3.3. Sequence and transcription-based evolution in Plasmodium species
In Plasmodium, diversity of genomic sequence is considered to be a
major factor of speciation, in particular involving species-specific
gene families encoding of factors of host-parasite interaction
([102]Frech and Chen, 2011). In the next step we wished to evaluate the
evolutionary role of transcription in the context of genome sequence
diversion. For that, we first estimated the number of non-synonymous
substitutions per non-synonymous site (K[a]) and the number of
synonymous substitutions per synonymous site (K[s]) for the syntenic
orthologous gene groups for each species pair ([103]Fig. 3a).

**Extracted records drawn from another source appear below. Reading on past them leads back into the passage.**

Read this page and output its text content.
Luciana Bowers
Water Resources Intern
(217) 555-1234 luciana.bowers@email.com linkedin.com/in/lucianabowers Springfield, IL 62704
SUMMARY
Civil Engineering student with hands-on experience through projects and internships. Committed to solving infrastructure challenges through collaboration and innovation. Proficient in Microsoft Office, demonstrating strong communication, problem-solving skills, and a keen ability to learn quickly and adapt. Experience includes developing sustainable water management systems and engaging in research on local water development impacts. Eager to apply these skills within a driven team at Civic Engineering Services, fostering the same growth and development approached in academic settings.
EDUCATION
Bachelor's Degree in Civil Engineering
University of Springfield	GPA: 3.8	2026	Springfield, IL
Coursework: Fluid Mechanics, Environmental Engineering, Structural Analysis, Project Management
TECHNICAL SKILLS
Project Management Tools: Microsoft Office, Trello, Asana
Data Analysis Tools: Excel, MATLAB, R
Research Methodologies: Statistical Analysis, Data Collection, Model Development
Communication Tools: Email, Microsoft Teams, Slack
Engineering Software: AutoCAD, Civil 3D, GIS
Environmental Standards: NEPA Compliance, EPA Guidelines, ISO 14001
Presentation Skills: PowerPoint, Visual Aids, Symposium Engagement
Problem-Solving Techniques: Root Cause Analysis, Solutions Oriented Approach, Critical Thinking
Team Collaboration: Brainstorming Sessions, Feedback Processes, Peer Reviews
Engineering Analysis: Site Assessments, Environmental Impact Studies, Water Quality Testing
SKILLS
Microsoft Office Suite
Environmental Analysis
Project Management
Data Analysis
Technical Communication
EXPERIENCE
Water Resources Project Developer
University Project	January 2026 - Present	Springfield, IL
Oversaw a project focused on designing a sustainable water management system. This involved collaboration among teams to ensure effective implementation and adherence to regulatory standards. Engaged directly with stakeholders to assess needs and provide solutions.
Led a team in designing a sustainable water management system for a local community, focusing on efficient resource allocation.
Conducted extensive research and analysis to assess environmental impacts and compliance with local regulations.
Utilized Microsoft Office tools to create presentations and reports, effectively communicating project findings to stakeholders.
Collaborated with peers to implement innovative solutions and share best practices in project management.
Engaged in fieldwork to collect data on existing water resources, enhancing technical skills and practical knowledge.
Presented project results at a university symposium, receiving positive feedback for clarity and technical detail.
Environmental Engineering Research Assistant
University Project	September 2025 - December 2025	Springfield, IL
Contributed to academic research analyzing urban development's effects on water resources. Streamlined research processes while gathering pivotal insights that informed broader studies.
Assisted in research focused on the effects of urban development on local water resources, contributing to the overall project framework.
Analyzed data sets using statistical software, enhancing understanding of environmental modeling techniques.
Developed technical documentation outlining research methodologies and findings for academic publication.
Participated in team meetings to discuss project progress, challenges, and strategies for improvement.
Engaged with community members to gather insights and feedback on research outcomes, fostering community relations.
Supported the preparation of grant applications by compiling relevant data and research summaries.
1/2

The
distribution of K[a]/K[s] ratio reflects the level of selection
pressure on protein-coding genes throughout the evolution of Plasmodium
parasites species ([104]Fig. 3a), with the rodent malaria parasites
showing a greater difference in the change of protein-coding genes
within the species group. One of the speculated factors of the rodent
malaria parasites evolution is the geographical aspect of adaptation to
their hosts that subsequently led to significant changes in the coding
regions within the rodent species compared to their primate
counterparts. Accordingly, the overall transcriptome in the rodent
Plasmodium species exhibits a greater divergence compared to the
primate-infecting species ([105]Fig. 3b). This suggests broader
diversification of the rodent-infecting species driven by both sequence
diversity and transcriptional divergence. We next assembled a
dendrogram based on non-synonymous K[a] ratio, which reflects the
phylogenetic relationships among the Plasmodium species based on the
sequence homology. Here, P. vivax and P. knowlesi are more closely
related than P. falciparum and P. berghei, which forms a separate
cluster together with P. yoelii and slightly more distant P. chabaudi
([106]Fig. 3c). This is consistent with the previously constructed
phylogenetic topology based on partial mitochondrial genomes
([107]Escalante et al., 1998, [108]Carlton et al., 2008b) as well as
genes encoding surface antigens ([109]Weedall et al., 2008). The
sequence-based phylogenetic tree(s) are different from the
transcriptional differences that is reflective of its mammalian host
lineage (as mentioned above) ([110]Fig. 2c). The sequence-based
relationships seem to be driven by other (than host) factors such as AT
content of the genome (with P. falciparum having a much higher AT
content than P. knowlesi and P. vivax) and possibly reticulocyte
preferences ([111]Craig et al., 2012).